For install, first thing after taking off the pedals and removing the crank was to remove the BB30 bearings. I bought the FSA tool off Amazon for about $5 and it worked find. Using the FSA tool and a punch, you can easily hammer them out. 

Next, for the Praxis BB install, I used a homemade press from information off these boards. One 12" threaded bar, some washers and bolts. Surprisingly, it worked really well and the install of the Praxis BB was easier than I thought. One note, if I ever needed to go back for some reason and install bearings again, this tool would not work. The bearings are pressed in about 2 mm inside the BB cup. With this tool, you would only be able to press them flush. I guess I could figure out ways around this, but for external BB's, this tool worked fine. Also, when you install this BB, you need two (2) BB tools to install it. You need the extra one to hold the non-drive threads while you tighten the drive cup. I bout the park tool BBT-9 wrench and the BBT-19 socket complete this. 

Next was the install of the new crank. It's fits in just fine. No washers are needed for the 6700 Ultegra crank. According to Praxis, the crank will be lined up perfectly once installed. Make sure the crank is pushed in all the way. I had to use a rubber mallet and gently tap on it to get it flush against the BB. You will know because the non-drive arm has that little black inset you push down into the crank arm. If you can't get it to go in, you know your not in far enough.

Finally, for the chain, instead of using a chain pin, I bought a master link and used that instead. For future, if ever need to take it off, using a master link is much easier. 

I included some pics of what it looks like and the tools I used.

Hope this helps anyone in the future that endeavors to install a Shimano crank on a BB30 frame. 

v/r

Ajost
2012 Cannondale Supersix 105


----------



## gus68 (Oct 19, 2010)

Just keep us posted on how it holds up to road gunk. The ease of dirt and grime causing the bb30 to creak is the biggest downside. I love the lively feel of the bb30 but it comes at a price. I know, I know the feel might be in my head. I do have an ultegra crank on my systemsix though.


----------



## macca33 (Oct 24, 2012)

Nice job mate. On one of my CAAD10s, I recently had my FSA SL-K Light crankset break, so have used a Wheels Mfg BB30-24mm adapter and installed some DA7800 cranks. The install was very easy - I installed new BB30 bearings, then pushed the adapter into them and installed the cranks - easy.

Best part is that they feel MUCH better than the FSA crankset - go figure.

cheers


----------



## Horze (Mar 12, 2013)

Now you have to worry about the Praxis conversion kit. You've simply offset the problem elsewhere.

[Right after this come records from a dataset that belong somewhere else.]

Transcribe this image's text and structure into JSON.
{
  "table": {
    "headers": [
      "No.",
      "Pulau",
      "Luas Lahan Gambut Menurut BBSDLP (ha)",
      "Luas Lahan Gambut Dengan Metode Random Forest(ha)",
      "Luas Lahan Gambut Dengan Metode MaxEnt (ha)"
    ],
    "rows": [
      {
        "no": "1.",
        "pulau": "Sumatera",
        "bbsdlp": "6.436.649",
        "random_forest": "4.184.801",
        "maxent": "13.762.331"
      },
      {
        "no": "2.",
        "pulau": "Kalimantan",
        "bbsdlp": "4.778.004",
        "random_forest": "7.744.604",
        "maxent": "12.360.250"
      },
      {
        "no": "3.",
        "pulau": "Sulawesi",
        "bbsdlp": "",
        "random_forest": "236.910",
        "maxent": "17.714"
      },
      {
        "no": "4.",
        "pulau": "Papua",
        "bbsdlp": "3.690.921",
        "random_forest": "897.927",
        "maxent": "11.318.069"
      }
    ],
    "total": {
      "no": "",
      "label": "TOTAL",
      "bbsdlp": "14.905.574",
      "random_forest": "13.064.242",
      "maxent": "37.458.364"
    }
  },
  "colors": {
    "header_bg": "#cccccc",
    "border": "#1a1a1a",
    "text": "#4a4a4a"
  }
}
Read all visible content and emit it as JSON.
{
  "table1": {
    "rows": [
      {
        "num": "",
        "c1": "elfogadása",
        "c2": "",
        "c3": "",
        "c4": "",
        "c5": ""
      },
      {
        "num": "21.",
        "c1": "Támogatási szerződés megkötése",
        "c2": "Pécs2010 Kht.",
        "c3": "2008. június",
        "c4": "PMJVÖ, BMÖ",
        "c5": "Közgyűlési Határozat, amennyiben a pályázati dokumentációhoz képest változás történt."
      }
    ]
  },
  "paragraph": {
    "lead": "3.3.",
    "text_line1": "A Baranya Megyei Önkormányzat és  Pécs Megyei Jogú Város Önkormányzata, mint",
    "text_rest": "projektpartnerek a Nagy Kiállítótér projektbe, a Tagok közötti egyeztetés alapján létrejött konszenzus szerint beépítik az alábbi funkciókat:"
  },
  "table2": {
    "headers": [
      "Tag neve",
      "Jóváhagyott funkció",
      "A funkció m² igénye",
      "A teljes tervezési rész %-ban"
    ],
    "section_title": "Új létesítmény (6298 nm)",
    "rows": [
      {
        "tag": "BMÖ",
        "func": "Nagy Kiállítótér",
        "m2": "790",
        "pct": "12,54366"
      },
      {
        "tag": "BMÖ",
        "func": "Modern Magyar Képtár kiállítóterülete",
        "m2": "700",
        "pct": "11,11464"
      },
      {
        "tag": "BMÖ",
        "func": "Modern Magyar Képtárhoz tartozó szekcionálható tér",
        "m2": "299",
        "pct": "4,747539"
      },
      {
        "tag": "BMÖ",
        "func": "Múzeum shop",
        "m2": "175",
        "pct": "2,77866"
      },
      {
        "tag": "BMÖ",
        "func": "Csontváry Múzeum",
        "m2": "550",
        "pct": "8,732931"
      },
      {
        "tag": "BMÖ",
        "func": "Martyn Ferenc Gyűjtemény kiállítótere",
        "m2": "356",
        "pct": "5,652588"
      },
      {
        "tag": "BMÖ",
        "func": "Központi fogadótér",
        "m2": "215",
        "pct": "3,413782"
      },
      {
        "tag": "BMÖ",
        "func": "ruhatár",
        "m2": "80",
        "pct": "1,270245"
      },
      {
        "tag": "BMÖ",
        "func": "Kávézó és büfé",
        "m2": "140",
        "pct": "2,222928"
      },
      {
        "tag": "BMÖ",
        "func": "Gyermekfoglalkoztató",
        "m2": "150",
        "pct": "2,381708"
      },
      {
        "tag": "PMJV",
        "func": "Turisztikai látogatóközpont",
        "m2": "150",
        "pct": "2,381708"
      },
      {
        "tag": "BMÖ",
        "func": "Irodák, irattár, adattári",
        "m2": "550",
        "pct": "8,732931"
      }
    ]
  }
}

All this over-engineering is simply out of hand. Best solution by far is still a threaded BB. The worst aspect of any carbon frame is the BB.


----------



## disaster999 (Jan 28, 2013)

Im rocking enduro's adapter and its working fine for me so far. Its been a year with the adapter and I have no problem with dirt getting into the BB. I think its a much nicer and cheaper alternative to completely new BB conversion kits.


----------



## Ajost (May 27, 2012)

Thought I would give an update. Put about a 100 miles on it over the past week. No problems so far. Crank is smooth and quiet, shifting is fine.

I'll post again after about a 1000 miles to give a status on the BB.

v/r

Ajost
2012 Cannondale Supersix 105


----------